Nasser Djemaï : « Je crains qu'après cette crise, la culture soit la dernière roue du carrosse »

Théâtre / Alors que le pays est en plein confinement, nous avons décidé de nous intéresser au sort des professionnels de la culture. On a donc passé plusieurs coups de fil, dont un au metteur en scène et auteur grenoblois Nasser Djemaï qui avait cette saison trois spectacles en tournée dans toute la France, dont sa dernière création "Héritiers". Haut-parleur et dictaphone allumés (télétravail oblige), c’est parti.

CComment, en tant que metteur en scène et auteur, vivez-vous cette période de confinement pendant laquelle vous ne pouvez plus montrer vos spectacles ?

Nasser Djemaï : Comme pour beaucoup de monde, ce n’est pas simple, d’autant plus que j’ai aussi une troisième casquette qui est celle du producteur. Cette saison, la compagnie avait trois spectacles – Héritiers, Vertiges et Invisibles – sur les routes, avec environ 70 dates. Ces spectacles devaient s’équilibrer financièrement avec la tournée, mais forcément, avec pratiquement un tiers de dates en moins du fait de la situation actuelle, ça va être compliqué…

Les dates de tournée prévues en mars, avril ou mai ont été annulées ou reportées à la saison prochaine ?

Certains théâtres essaient de reporter – c’est le cas par exemple du Théâtre de la Croix-Rousse à Lyon, qui a déjà inscrit Héritiers à sa prochaine saison comme nous n’avons pas pu le jouer en mars.
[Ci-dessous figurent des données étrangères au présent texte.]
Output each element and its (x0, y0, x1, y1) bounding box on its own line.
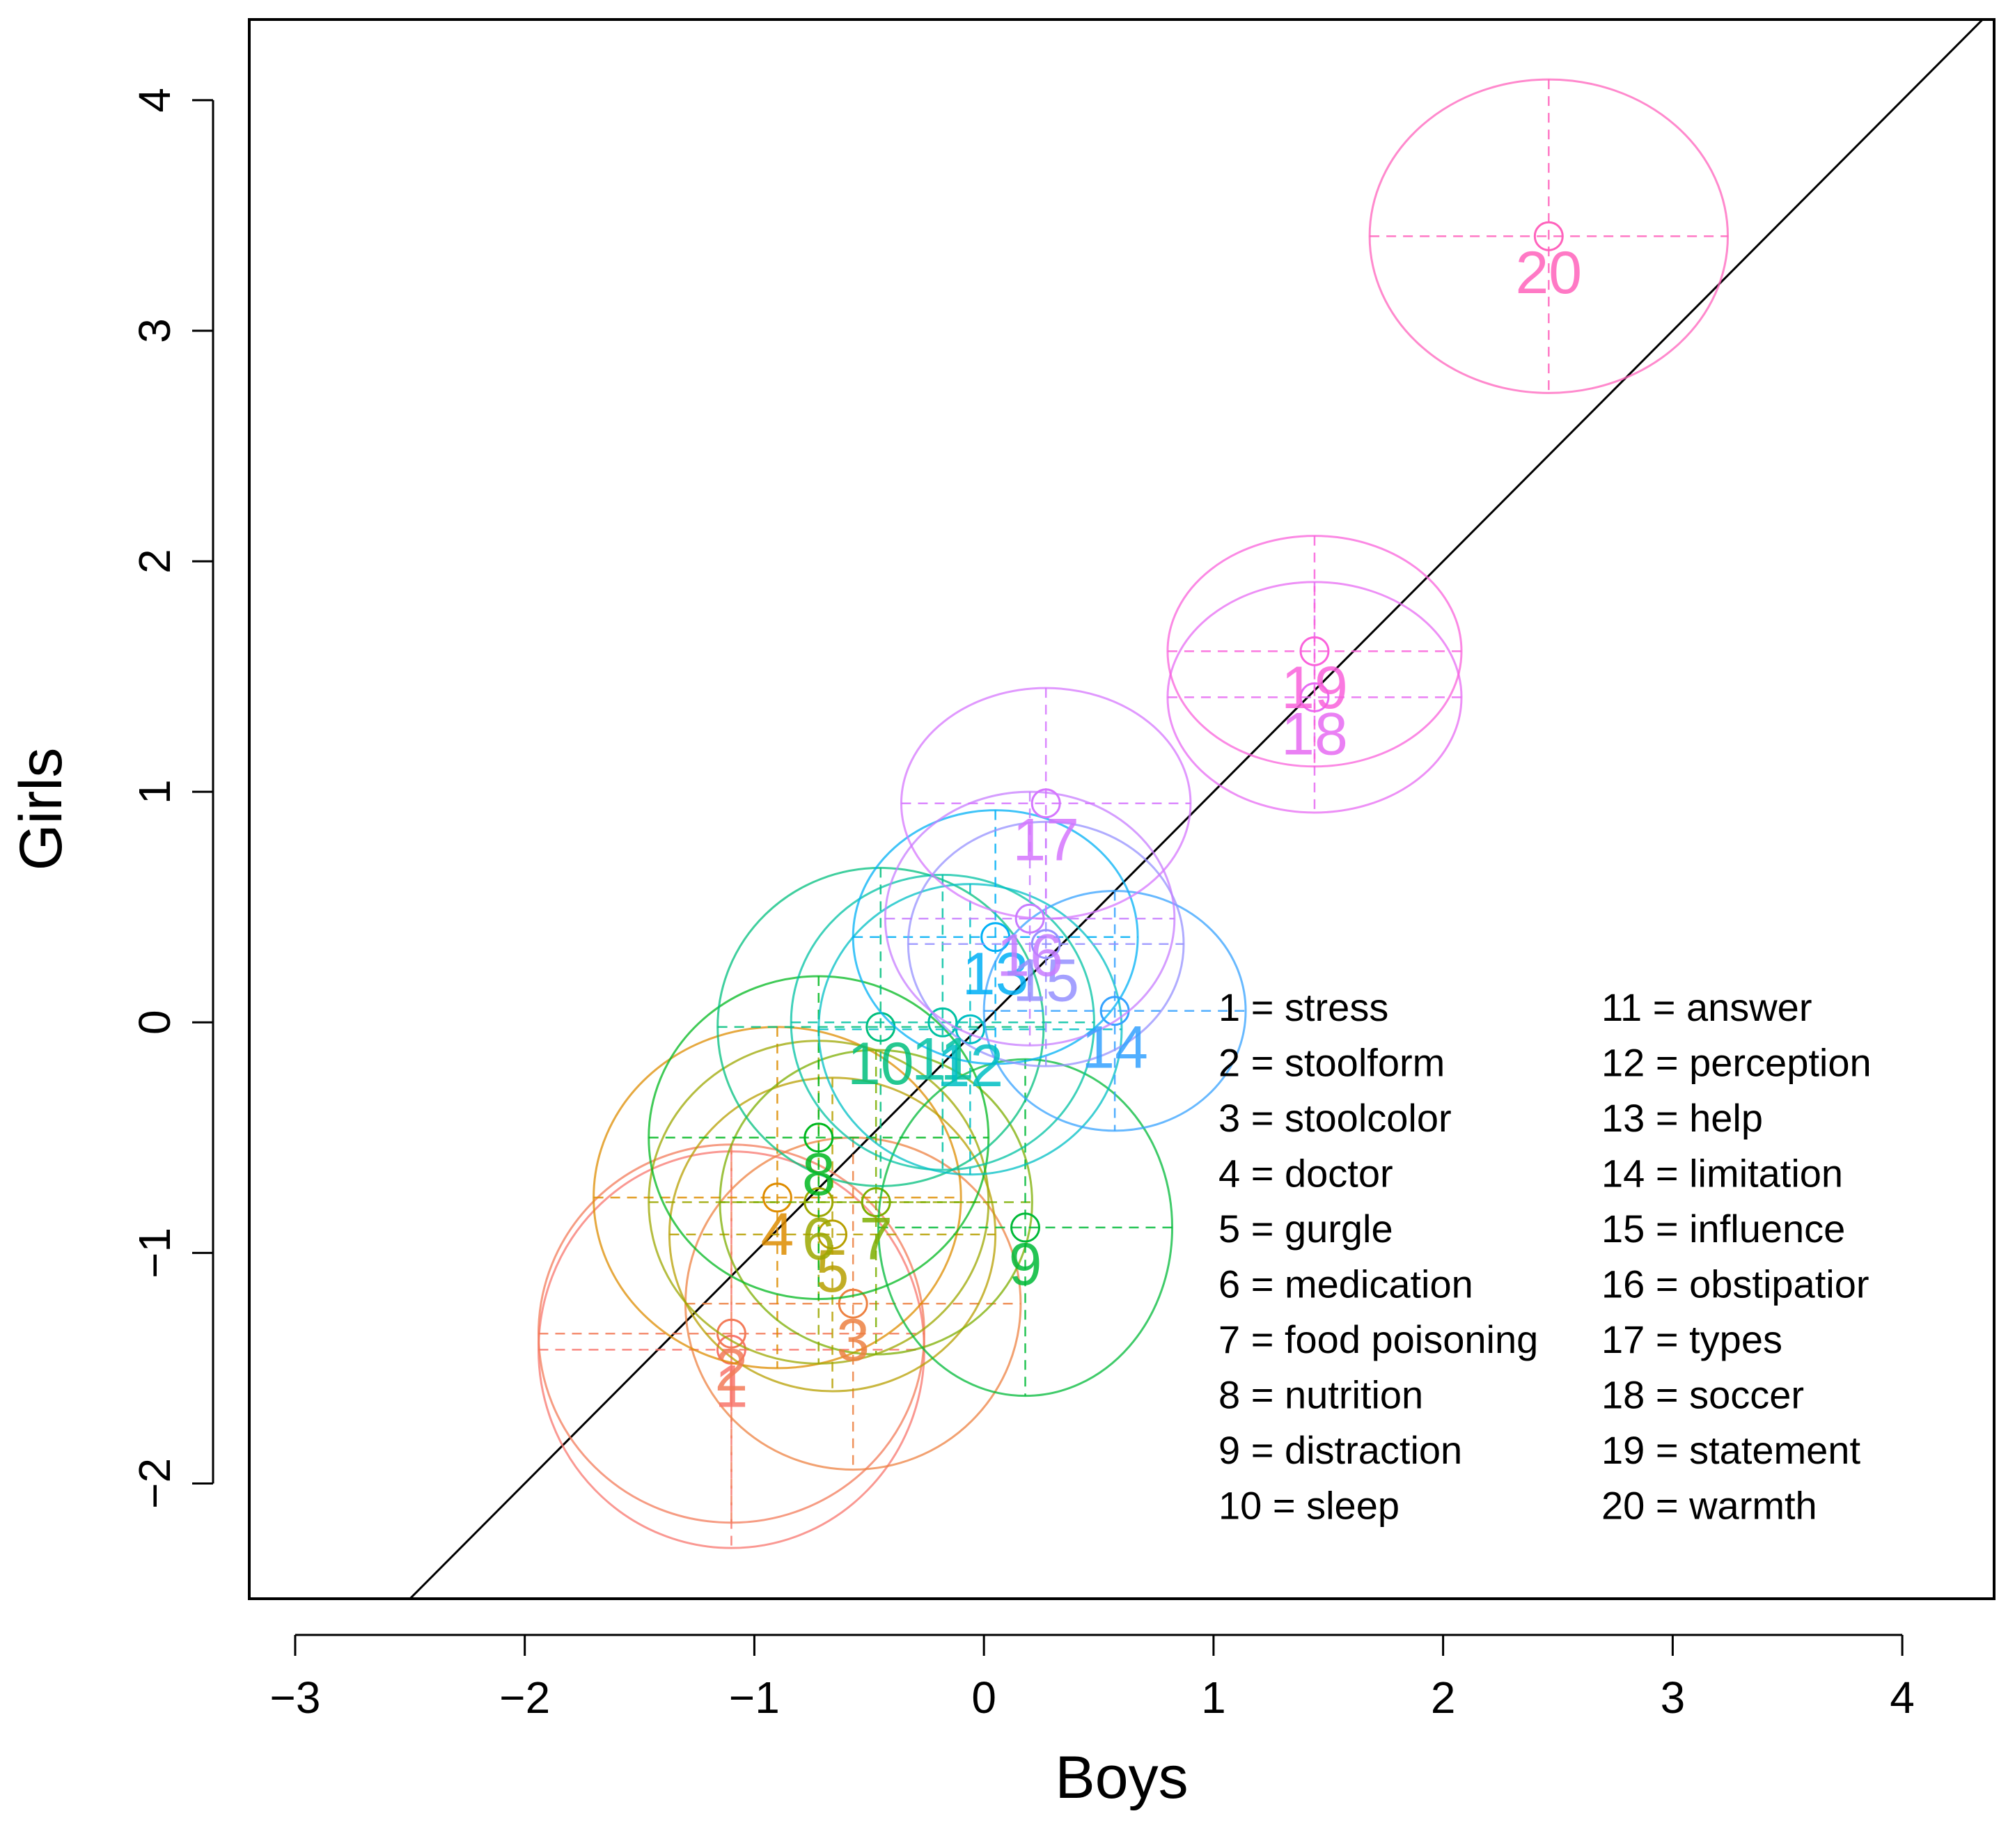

Mais c’est assez flou dans pas mal de cas, puisque personne ne sait vraiment combien de temps va durer cette crise. Donc le report, on essaie quand c’est possible – il faut aussi voir la disponibilité des acteurs –, même si la plupart du temps, ce sont des annulations pures et simples.

Ce qui doit avoir un coût pour la compagnie…

Là, on a plusieurs cas de figures. On a d’abord les gros théâtres, comme les scènes nationales, qui jouent plutôt le jeu en payant tout de même le spectacle ou en réglant au moins le cachet des artistes. Et puis il y a les lieux plus petits, comme les théâtres municipaux par exemple, qu’on a beaucoup de mal à joindre. Et quand on y arrive, on a des difficultés à faire valoir qu’on a des artistes, des techniciens ou encore des personnes en administration en bout de chaîne qui se retrouvent complètement sur le carreau. C’est vraiment des situations compliquées. On se parle entre artistes pour voir comment les uns et les autres font, mais pour l’instant, on est un peu livrés à nous-mêmes.

Tout ceci doit tout de même vous laisser beaucoup de temps pour écrire…

Oui, et c’est un peu vertigineux comme c’est du temps que je n’avais pas prévu – même si ma casquette de producteur m’occupe aussi pas mal pour, avec mon administratrice, pallier les différentes urgences financières. J’en profite donc pour lire, me documenter, et surtout jeter les bases d’un futur projet d’écriture.

Pour finir, comment voyez-vous le monde culturel sortir de cette crise ?

Ça me fait très peur car avant cette crise, on ressentait encore les répercussions de la crise financière de 2008 qui avait endetté l’État, un endettement qui s’était fortement répercuté sur les dotations des collectivités locales, qui elles avaient baissé leur soutien au monde culturel, et notamment aux petites structures qui forment le maillage le plus large en France.

Là, je pense que ça va être un véritable tsunami – il n’y a pas d’autre mot –, avec un État qui va encore plus s’endetter, qui va le faire peser sur les collectivités locales et, par ricochets encore une fois, sur le monde culturel – comme la culture est la cerise sur le gâteau et non la priorité, ce qu’on a malheureusement pu constater pendant la campagne des municipales. J’ai très peur pour les projets à venir. Tout le monde va être impacté, et je crains qu’après cette crise, la culture soit la dernière roue du carrosse.